Chez Paul Banks désormais (n’oublions pas qu’il a 34 ans) tout est familier : ses mèches blondes, infiniment fines, ses yeux bleus très sombres et surtout, sa voix de crooner baryton défoncée par la clope. Entre deux rendez-vous avec lui, au fil des ans, Interpol ou pas Interpol, le décor demeure sensiblement le même. Pas de raison que ça change avec ce deuxième album en solo, Banks, où l’on a droit à du Interpol dans le texte : mélange entre Mission of Burma et Television, sur des morceaux portés par des lignes de basses cinglantes.
On retrouve aussi chez Banks, cette sorte de « saudade » urbaine qu’on avait imaginé se résorber avec le temps. En 2002, le groupe déposait une gerbe en mémoire à New York, ville groggy, avec Turn on the Bright Lights. Et puis Paul entamait une première saison solo entouré de gratte-ciel sur Julian Plenti is… Skyscraper. Pas besoin d’avoir fait des études d’architecture pour comprendre que le décor de la pochette de ce de deuxième album est un bâtiment en construction. Une preuve supplémentaire que pour Banks aussi, la pierre est une valeur refuge.

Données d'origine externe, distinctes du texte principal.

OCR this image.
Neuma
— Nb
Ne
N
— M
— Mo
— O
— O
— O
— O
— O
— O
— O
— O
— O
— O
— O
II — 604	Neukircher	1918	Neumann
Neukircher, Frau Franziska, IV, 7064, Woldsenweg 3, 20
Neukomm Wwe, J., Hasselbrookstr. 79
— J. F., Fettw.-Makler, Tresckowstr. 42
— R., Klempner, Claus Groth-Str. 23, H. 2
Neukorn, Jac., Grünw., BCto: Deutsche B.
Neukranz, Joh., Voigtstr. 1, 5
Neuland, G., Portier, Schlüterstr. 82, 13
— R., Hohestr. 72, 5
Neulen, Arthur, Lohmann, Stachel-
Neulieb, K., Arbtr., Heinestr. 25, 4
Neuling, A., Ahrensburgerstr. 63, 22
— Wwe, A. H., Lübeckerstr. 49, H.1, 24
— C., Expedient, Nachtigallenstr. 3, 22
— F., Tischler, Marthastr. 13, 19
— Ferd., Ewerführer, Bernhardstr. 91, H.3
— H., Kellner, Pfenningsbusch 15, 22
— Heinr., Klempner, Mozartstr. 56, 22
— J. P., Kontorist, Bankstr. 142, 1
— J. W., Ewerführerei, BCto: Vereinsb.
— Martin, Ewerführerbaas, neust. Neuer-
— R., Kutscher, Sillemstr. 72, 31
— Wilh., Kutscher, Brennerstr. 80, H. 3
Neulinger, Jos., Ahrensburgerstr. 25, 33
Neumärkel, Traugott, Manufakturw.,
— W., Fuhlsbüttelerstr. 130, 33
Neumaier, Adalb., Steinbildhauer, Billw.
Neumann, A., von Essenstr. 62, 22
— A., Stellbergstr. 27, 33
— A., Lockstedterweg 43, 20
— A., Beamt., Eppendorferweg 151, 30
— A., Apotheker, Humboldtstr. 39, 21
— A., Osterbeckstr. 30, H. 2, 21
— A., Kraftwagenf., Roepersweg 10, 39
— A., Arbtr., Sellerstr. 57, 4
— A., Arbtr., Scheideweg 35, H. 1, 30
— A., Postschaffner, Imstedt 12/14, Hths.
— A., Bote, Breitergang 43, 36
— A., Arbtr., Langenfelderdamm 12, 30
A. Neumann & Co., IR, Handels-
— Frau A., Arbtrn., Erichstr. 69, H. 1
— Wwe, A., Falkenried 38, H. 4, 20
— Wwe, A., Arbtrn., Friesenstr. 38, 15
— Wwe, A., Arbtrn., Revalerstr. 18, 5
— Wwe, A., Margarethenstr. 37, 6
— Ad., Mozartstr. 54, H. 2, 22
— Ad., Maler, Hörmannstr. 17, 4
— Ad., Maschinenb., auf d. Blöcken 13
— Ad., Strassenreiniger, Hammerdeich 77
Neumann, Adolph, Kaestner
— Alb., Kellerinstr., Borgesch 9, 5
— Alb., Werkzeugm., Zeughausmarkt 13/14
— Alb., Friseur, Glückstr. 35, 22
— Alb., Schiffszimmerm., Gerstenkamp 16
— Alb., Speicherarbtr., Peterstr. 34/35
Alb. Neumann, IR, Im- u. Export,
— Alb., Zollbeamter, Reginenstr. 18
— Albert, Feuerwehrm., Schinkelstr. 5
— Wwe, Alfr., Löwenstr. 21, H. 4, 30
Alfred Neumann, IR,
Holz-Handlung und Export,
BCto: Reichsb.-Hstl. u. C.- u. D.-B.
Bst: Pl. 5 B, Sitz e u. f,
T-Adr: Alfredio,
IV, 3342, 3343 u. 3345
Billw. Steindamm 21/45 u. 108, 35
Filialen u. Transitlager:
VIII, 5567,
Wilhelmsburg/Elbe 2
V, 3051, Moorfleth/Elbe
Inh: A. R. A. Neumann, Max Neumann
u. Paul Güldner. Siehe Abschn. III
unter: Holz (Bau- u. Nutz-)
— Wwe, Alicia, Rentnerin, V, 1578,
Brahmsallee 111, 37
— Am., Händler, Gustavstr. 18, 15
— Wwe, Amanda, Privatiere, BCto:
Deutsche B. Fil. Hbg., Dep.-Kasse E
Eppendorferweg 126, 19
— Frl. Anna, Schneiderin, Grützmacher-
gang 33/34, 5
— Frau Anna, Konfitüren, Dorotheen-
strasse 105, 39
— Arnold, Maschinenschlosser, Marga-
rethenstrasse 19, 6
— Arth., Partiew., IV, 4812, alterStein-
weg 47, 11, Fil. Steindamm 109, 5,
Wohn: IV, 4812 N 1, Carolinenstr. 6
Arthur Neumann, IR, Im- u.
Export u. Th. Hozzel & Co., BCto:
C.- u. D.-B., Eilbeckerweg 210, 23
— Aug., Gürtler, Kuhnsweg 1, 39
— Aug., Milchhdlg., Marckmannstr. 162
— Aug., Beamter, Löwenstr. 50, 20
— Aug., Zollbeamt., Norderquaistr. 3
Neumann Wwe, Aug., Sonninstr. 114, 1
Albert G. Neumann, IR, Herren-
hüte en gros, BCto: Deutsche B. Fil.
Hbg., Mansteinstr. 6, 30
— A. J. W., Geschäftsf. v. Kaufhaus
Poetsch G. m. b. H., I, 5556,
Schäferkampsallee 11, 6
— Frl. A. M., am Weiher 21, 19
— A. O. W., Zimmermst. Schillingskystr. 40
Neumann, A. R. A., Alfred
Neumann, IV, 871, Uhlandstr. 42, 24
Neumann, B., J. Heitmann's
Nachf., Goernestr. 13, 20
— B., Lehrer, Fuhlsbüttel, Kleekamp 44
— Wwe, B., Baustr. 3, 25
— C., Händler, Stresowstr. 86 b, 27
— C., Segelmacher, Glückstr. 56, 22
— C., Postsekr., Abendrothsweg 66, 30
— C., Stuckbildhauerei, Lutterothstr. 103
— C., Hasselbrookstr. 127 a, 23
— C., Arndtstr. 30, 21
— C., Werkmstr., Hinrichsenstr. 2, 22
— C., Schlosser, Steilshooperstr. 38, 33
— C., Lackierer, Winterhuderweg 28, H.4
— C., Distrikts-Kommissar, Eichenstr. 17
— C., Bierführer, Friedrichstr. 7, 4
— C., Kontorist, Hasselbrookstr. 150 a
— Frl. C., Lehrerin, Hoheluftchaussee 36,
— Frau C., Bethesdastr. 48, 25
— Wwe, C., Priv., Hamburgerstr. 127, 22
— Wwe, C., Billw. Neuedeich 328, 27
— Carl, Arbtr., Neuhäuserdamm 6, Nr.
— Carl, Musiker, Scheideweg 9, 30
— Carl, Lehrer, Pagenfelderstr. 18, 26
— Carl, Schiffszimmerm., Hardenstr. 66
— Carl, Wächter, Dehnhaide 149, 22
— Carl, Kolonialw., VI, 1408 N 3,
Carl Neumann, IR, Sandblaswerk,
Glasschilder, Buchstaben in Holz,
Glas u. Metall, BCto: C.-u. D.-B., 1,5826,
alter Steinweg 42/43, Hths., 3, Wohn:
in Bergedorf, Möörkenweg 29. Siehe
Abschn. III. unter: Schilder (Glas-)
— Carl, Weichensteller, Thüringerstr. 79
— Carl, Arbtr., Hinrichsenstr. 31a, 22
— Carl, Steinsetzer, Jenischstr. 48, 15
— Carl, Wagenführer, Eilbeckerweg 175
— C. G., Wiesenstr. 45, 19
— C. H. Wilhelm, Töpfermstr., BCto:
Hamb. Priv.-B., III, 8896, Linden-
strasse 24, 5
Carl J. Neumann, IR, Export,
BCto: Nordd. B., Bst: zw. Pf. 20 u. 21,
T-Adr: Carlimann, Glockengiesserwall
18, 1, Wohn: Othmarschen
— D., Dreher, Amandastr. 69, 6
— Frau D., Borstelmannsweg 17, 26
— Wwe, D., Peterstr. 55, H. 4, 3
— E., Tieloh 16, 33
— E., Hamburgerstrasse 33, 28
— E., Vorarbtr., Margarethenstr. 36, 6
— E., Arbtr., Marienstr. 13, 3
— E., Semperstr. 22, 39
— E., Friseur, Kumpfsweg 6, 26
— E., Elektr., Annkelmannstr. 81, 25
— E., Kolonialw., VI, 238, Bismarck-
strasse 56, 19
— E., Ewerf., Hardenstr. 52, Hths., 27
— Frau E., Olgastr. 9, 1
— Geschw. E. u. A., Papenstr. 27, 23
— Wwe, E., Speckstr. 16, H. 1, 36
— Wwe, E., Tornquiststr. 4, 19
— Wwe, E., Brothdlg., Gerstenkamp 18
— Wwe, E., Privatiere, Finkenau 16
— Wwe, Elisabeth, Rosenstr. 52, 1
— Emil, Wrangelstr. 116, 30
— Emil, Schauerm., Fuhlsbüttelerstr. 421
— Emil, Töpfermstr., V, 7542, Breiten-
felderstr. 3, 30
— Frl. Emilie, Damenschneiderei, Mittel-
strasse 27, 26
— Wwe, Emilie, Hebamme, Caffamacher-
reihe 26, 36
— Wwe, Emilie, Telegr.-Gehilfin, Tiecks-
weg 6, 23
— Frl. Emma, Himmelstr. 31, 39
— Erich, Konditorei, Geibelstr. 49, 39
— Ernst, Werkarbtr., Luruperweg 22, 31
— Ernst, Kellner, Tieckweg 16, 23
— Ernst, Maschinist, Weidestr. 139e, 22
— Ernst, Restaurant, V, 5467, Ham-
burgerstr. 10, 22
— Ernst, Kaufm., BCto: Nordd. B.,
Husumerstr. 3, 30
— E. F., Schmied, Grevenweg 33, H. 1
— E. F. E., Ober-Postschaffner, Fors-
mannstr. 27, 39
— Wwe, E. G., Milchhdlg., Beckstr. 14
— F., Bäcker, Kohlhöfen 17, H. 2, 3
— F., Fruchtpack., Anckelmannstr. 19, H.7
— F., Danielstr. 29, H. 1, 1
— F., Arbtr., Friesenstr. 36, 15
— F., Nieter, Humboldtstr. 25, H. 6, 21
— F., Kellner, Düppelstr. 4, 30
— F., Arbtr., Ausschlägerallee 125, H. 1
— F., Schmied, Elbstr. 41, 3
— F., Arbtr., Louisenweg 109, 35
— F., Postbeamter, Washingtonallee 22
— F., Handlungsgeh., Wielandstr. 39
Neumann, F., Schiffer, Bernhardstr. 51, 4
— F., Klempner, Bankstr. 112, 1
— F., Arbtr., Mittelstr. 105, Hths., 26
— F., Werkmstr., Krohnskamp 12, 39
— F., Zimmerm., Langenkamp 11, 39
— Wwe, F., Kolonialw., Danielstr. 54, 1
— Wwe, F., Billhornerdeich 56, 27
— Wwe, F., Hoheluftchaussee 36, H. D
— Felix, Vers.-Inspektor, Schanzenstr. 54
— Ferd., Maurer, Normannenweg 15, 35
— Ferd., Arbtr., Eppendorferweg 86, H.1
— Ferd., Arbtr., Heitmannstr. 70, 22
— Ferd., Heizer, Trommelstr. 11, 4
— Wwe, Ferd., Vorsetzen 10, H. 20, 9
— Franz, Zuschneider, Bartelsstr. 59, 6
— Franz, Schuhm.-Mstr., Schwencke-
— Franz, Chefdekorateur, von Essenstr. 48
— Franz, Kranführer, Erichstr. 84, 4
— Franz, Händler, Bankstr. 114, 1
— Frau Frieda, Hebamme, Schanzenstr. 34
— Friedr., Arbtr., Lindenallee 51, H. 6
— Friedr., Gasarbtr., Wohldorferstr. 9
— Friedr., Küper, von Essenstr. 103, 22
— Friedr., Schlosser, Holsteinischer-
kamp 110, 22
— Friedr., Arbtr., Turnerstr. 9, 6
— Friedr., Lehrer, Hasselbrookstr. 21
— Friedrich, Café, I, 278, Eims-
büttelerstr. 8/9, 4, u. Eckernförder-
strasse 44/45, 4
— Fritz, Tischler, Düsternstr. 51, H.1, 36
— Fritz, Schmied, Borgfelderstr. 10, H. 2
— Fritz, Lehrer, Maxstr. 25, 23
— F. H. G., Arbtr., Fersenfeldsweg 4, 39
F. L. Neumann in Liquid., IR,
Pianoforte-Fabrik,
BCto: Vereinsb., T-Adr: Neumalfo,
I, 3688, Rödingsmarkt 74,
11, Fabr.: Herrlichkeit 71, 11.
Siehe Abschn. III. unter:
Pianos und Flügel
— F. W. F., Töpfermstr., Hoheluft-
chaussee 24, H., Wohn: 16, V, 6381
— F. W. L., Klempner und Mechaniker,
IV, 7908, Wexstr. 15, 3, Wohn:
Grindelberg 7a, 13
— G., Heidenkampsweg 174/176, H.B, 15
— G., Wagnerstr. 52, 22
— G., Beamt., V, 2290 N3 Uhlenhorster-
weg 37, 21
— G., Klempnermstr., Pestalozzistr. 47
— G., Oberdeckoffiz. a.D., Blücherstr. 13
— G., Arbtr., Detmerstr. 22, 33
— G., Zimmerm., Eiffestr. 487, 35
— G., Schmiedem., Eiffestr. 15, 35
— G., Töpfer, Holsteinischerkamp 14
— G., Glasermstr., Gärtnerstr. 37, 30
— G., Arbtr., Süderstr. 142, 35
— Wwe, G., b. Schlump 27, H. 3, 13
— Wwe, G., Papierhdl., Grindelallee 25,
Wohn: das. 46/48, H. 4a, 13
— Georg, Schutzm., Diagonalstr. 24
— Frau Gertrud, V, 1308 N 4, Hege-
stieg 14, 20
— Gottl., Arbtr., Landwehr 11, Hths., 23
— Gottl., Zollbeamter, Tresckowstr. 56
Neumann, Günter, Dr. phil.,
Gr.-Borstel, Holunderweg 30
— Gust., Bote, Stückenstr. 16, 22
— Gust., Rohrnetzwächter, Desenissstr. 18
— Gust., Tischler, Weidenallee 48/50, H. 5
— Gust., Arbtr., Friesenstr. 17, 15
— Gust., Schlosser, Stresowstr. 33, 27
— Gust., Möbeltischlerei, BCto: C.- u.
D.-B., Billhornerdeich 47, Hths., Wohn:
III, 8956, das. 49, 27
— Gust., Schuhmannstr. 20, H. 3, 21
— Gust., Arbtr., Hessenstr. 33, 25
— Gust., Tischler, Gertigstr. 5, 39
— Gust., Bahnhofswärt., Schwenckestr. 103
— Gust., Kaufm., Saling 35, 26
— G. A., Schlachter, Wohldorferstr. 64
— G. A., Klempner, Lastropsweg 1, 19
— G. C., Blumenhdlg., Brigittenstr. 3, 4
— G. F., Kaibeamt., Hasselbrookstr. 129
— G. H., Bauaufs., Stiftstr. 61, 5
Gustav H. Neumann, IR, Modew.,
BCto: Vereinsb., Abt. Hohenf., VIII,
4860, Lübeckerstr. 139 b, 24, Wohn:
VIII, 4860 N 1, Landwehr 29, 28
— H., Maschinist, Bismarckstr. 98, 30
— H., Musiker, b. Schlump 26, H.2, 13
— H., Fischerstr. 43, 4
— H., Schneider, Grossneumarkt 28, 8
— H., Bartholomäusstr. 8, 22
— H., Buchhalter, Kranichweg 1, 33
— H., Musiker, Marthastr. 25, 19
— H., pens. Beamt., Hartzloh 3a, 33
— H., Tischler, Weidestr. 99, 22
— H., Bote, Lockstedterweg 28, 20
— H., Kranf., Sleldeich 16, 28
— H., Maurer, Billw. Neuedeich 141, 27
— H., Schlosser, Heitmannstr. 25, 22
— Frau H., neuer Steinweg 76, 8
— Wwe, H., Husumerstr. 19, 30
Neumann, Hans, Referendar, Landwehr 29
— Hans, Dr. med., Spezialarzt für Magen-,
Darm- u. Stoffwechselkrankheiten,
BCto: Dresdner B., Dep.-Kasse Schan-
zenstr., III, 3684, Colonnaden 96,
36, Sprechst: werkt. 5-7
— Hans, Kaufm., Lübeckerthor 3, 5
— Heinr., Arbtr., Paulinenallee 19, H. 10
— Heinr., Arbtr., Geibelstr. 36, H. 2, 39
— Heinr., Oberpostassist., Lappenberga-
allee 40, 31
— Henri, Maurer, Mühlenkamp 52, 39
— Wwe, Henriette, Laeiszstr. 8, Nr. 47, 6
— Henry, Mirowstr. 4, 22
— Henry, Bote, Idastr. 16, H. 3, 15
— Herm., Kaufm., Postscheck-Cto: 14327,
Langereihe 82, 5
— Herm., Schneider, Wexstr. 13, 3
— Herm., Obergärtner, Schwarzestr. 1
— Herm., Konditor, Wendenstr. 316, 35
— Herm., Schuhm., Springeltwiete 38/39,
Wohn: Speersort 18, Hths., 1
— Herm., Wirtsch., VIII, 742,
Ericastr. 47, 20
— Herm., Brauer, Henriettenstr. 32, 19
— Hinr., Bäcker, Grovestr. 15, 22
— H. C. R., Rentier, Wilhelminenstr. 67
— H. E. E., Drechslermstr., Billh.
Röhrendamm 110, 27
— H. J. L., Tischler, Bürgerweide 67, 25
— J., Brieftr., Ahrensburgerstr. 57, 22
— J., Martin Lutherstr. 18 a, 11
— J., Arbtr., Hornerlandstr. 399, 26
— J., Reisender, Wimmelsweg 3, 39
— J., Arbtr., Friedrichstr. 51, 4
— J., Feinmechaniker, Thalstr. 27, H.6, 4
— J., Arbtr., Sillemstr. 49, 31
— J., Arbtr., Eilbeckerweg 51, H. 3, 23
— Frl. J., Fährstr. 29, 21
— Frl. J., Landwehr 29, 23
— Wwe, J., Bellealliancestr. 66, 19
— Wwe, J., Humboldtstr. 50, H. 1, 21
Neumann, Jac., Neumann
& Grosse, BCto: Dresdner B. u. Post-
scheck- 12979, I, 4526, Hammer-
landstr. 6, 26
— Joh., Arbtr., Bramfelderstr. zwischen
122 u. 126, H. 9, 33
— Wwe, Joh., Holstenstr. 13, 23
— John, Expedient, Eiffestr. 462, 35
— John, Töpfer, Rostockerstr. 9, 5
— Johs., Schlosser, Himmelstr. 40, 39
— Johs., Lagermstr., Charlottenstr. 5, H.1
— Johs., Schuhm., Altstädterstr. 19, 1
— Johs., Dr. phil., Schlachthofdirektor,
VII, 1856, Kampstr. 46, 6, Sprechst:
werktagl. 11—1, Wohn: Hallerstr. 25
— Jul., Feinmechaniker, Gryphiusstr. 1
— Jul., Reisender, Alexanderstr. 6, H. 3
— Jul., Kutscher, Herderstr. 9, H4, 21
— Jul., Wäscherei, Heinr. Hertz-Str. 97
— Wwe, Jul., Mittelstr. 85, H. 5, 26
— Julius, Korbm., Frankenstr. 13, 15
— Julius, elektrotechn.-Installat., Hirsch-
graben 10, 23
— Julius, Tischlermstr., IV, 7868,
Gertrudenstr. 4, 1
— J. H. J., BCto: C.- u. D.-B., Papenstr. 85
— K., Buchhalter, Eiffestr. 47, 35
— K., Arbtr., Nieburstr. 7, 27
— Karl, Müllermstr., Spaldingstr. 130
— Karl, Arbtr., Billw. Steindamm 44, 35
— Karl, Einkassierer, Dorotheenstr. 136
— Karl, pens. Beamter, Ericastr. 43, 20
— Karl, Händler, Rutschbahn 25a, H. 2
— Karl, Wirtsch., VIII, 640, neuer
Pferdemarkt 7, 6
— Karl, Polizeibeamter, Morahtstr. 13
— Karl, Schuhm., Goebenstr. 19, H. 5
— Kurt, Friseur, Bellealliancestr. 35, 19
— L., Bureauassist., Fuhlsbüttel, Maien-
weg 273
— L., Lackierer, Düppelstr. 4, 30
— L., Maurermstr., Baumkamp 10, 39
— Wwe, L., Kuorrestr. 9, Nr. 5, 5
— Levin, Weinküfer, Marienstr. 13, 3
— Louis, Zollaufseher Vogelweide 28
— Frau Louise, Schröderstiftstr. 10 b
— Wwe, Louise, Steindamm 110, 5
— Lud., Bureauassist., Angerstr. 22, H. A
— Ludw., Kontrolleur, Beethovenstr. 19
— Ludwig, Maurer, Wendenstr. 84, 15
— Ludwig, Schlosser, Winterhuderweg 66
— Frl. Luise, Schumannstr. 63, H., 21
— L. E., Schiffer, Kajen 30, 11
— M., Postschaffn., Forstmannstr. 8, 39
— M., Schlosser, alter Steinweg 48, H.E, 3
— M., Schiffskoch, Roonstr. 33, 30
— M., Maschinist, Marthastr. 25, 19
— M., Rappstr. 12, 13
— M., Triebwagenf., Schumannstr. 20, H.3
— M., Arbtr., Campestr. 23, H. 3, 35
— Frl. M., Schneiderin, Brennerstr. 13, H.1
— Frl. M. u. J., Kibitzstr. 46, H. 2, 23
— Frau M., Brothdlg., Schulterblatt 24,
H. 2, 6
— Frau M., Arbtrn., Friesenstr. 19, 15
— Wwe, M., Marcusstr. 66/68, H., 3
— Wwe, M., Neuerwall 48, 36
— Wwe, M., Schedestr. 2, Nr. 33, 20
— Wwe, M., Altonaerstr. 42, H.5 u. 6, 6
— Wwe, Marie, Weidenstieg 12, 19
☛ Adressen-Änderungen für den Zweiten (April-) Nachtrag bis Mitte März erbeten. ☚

Le disque est construit sur une équation à deux inconnues : la mélancolie et l’optimisme. « The Base » ouvre le bal et enfile des vêtements synthétiques gris alors que Banks proclame d’un ton presque moqueur : « maintenant il sait distinguer les mensonges de la vérité ». S’est-il emmêlé les passeports entre ses différents pseudonymes (DJ Fancy Pants ou Julian Plenti) ? On dirait plutôt qu’il lutte avec ses démons, à l’image d’un Keanu Reeves dans Constantine.
Une lutte prolongée par « Over My Shoulder », tube que Banks démarre sur un avertissement : « si tu as des attentes de merde, tu risques de te sentir bien faible ». Le chanteur prouve qu’il ne s’est jamais départi de la tension véhiculée par les cordes aiguës et les regrets amers. Probablement le morceau le plus beau plastiquement, « Arise Awake » vient ensuite se rompre sur un sample inaudible et destructeur.
Il y a dans le lot, des mélodies anxiogènes qui ressemblent typiquement à celles d’Interpol, comme sur les premières notes de « Paid for That » ou de « No Mistakes ». Banks revendique cet héritage et quand il tente de s’en écarter, il préfère compenser par des tentatives osées.
Plusieurs morceaux illustrent cette bande originale expérimentale ; « Lisbon » sur laquelle Paul reste muet mais balance un tempo méditerranéen. « I’ll Sue You » (texto : « je vais te coller un procès au cul ») qui donne à entendre une voix vocodée dont l’écho se répercute inlassablement. Et « Another Chance », un autre sommet du CD dans lequel, selon la BBC, un bout du film Blackout est remixé pour arriver à un tableau optimiste se distinguant du reste de l’album.
Alors qu’il finit sur une note plus allègre, avec « Summertime is Coming », on se dit que cet cet album peut parfois manquer de cohésion. Mais Banks prouve que s’il en a sous la chaussette, il n’en a surtout pas fini avec les comparaisons à Thom Yorke ou Frank Black.